Rare Swallowtail butterfly making a return to Sussex
One of the rarest and most spectacular British butterflies has taken up residence on a Sussex nature reserve.
The Swallowtail is an extremely rare native butterfly and is only occasionally seen in Sussex. So Barry Yates, Rye Harbour Nature Reserve Manager, was delighted to hear that an adult Swallowtail had been seen on a Buddleia bush and even more excited when he discovered the butterfly had laid eggs.
The Swallowtail butterfly is a very rare native of Britain and only found in a few wetland sites in Norfolk where it feeds on Milk Parsley.
In some years the continental sub-species does cross the channel and there is a good summary of the last good year for them in 2013.
With recent hot weather and winds from the south there have been a few records this year along the south coast, but the Rye Harbour one was the first recorded for the nature reserve.
An adult was seen feeding on Hemlock at Dungeness, Kent, in June and another was on Fennel in a garden near Hastings Country Park on the 30th July 30 and on August 16 a caterpillar was seen on the same plant.
Barry said: “A Swallowtail butterfly was seen briefly by our warden Chris Bentley on a Buddleia bush in my garden next to the nature reserve. Despite a couple of hours of searching we could not relocate it. However, my neighbour, Tina photographed it with her phone in the afternoon. On close examination of the photo that evening, it looked like she may have been egg laying.
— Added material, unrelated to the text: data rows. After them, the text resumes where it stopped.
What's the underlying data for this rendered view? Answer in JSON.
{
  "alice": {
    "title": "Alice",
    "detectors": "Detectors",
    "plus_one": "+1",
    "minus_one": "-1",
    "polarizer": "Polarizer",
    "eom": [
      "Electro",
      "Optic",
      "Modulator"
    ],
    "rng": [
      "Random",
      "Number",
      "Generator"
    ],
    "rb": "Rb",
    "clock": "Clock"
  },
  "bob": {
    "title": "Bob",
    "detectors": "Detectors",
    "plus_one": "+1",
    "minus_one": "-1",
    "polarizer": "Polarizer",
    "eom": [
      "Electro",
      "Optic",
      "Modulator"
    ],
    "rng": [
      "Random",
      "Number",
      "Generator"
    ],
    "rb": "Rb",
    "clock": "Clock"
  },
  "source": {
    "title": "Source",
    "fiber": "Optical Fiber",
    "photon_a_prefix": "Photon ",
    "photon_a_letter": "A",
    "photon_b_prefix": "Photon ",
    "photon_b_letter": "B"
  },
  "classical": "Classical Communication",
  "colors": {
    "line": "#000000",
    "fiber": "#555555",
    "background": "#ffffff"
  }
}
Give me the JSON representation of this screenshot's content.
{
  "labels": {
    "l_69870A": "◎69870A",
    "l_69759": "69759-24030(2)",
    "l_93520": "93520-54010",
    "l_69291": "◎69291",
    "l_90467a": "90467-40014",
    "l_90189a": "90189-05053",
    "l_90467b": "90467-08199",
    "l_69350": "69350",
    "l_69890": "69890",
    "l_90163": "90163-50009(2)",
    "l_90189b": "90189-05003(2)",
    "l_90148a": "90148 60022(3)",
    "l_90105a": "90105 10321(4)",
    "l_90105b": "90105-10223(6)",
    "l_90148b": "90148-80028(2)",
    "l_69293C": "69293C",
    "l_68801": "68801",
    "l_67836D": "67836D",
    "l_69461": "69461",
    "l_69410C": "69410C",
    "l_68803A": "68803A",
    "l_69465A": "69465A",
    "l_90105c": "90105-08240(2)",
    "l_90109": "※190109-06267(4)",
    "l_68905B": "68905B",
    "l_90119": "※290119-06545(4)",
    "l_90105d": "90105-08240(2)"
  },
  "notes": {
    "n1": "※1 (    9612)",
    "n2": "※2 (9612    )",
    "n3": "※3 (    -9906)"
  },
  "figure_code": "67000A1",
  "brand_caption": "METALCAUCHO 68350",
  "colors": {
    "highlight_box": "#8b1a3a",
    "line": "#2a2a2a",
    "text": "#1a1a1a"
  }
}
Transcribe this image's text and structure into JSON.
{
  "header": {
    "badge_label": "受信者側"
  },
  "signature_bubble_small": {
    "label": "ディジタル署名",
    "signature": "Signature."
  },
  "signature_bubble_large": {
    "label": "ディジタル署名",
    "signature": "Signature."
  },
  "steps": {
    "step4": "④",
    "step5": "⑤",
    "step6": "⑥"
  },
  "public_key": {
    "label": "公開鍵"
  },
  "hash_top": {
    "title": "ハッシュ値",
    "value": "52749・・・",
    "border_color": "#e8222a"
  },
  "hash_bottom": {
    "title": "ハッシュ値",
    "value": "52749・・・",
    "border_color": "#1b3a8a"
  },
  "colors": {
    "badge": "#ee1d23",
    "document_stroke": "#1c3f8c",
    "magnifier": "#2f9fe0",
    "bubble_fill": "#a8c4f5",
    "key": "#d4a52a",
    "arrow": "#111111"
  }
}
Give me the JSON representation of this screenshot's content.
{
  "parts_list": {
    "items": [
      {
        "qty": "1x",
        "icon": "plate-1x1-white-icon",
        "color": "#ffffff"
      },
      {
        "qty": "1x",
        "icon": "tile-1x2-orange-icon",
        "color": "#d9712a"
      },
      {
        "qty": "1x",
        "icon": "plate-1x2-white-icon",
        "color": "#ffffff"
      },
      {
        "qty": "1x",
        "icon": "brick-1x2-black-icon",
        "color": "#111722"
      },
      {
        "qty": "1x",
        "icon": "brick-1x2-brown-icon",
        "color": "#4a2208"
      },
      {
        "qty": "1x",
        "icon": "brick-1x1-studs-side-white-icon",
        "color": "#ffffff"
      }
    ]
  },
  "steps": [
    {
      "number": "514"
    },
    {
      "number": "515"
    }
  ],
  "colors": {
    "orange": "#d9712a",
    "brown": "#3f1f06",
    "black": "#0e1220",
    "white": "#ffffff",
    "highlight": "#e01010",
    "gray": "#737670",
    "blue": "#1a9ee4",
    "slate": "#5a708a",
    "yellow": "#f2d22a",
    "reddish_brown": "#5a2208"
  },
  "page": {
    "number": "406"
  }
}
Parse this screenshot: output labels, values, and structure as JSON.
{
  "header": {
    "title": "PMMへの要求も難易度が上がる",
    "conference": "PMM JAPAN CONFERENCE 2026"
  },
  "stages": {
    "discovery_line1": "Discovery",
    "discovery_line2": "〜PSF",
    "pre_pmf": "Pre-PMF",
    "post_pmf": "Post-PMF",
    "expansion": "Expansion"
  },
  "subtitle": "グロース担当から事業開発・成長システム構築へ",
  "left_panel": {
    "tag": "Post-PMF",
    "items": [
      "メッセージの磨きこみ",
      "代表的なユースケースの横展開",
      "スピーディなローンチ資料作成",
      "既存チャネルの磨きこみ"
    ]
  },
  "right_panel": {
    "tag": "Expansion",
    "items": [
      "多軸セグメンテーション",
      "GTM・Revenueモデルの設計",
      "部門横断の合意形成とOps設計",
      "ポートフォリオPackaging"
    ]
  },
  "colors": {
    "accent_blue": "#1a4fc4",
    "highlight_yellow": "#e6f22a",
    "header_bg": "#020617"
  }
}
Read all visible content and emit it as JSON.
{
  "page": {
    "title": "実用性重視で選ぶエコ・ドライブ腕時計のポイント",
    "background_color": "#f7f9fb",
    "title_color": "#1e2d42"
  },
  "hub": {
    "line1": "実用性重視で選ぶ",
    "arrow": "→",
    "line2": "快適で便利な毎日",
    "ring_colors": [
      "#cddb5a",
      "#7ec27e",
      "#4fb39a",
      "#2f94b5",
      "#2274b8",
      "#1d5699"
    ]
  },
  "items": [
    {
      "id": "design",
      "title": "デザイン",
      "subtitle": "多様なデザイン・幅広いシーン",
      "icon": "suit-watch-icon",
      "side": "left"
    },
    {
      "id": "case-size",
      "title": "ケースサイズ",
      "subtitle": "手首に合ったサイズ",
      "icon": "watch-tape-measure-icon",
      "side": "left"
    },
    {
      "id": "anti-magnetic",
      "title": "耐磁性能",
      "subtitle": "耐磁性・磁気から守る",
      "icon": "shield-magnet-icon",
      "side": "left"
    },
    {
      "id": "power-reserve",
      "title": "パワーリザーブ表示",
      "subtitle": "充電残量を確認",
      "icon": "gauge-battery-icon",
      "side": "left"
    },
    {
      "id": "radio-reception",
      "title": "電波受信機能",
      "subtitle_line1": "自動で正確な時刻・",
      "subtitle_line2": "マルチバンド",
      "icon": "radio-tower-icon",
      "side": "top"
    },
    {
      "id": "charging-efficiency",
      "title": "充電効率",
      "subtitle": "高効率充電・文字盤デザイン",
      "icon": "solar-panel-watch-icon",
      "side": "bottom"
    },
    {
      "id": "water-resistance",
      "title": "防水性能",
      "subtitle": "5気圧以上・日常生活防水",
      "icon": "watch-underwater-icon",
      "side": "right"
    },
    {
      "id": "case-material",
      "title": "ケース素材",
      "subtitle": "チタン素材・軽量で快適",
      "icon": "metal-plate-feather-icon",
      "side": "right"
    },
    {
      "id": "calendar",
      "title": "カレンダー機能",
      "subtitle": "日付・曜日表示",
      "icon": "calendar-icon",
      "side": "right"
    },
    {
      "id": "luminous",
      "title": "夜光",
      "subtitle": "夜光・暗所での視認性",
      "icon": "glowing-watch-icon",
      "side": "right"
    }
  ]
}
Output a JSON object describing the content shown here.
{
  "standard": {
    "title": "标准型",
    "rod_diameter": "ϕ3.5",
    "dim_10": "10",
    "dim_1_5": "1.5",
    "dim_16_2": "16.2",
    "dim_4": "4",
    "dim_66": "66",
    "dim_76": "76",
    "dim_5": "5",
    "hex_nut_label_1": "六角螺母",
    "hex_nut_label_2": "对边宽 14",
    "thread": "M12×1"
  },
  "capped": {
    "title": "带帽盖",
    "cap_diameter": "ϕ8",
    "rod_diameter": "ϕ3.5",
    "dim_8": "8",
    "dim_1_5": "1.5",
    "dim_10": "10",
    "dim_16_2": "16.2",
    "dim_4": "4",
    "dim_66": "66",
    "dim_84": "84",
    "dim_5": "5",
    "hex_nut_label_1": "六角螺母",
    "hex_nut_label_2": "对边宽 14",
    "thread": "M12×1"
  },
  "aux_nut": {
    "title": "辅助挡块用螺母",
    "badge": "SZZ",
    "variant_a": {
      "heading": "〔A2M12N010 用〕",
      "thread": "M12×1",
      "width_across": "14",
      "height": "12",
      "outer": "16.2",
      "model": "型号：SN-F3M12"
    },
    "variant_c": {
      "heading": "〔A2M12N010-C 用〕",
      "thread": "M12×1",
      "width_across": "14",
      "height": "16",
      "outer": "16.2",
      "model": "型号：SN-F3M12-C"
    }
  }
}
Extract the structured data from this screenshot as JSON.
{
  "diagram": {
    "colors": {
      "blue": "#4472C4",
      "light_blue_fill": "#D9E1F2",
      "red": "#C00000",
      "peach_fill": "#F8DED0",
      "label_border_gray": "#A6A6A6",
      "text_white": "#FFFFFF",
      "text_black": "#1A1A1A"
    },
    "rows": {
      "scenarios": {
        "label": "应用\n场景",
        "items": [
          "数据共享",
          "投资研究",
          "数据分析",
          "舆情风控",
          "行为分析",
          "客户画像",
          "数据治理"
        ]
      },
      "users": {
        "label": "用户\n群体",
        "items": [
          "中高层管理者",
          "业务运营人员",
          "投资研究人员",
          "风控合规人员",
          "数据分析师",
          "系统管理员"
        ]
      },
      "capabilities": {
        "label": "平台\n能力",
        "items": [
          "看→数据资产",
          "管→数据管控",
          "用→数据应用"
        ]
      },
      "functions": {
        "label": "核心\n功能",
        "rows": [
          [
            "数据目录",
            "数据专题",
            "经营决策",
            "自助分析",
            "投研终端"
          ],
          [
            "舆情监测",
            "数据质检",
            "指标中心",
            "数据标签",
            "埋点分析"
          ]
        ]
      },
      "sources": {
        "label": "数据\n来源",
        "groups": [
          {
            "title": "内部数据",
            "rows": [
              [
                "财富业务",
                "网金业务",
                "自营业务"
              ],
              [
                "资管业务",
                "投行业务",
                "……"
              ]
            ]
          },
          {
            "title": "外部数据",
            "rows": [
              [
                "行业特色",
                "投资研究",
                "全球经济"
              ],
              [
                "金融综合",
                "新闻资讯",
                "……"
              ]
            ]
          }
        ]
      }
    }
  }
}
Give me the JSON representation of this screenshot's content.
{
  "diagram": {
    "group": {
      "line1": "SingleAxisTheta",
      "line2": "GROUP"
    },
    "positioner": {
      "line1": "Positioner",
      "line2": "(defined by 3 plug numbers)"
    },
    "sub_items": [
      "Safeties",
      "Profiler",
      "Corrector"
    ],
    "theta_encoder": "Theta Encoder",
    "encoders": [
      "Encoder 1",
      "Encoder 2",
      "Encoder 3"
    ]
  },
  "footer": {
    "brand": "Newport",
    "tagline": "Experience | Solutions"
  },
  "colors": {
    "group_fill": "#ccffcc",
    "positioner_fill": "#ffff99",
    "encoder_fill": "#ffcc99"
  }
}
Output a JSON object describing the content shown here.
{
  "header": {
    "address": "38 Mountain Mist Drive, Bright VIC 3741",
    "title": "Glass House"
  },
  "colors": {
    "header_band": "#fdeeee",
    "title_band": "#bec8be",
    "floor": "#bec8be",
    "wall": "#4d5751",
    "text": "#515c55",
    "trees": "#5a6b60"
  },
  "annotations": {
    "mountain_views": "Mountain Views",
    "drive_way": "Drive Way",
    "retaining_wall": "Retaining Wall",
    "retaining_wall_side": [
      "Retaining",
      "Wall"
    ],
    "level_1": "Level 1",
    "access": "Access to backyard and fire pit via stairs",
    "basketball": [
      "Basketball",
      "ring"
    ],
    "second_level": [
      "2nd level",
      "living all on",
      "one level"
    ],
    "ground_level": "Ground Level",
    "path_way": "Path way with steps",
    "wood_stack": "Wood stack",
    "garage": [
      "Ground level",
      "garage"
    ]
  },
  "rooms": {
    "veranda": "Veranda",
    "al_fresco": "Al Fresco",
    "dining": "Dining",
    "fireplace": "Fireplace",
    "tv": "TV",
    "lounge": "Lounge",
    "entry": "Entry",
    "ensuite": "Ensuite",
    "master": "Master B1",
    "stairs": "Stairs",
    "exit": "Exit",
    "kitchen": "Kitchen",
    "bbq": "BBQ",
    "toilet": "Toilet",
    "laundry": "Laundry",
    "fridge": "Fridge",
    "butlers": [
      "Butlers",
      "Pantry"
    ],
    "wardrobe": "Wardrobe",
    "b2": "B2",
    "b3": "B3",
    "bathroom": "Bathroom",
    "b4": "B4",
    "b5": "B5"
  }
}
“Early the next day Tina and I searched the Fennel and found seven eggs. These small Fennel plants were due to be weeded, so we carefully saved the plants and put them in pots in an airy container in a light, but not sunny windowsill. The yellow eggs were just 1mm diameter. I doubted whether they would hatch, because it would need the butterfly to have successfully mated in France before it launched out across the sea; but by August 9, nine caterpillars had hatched.”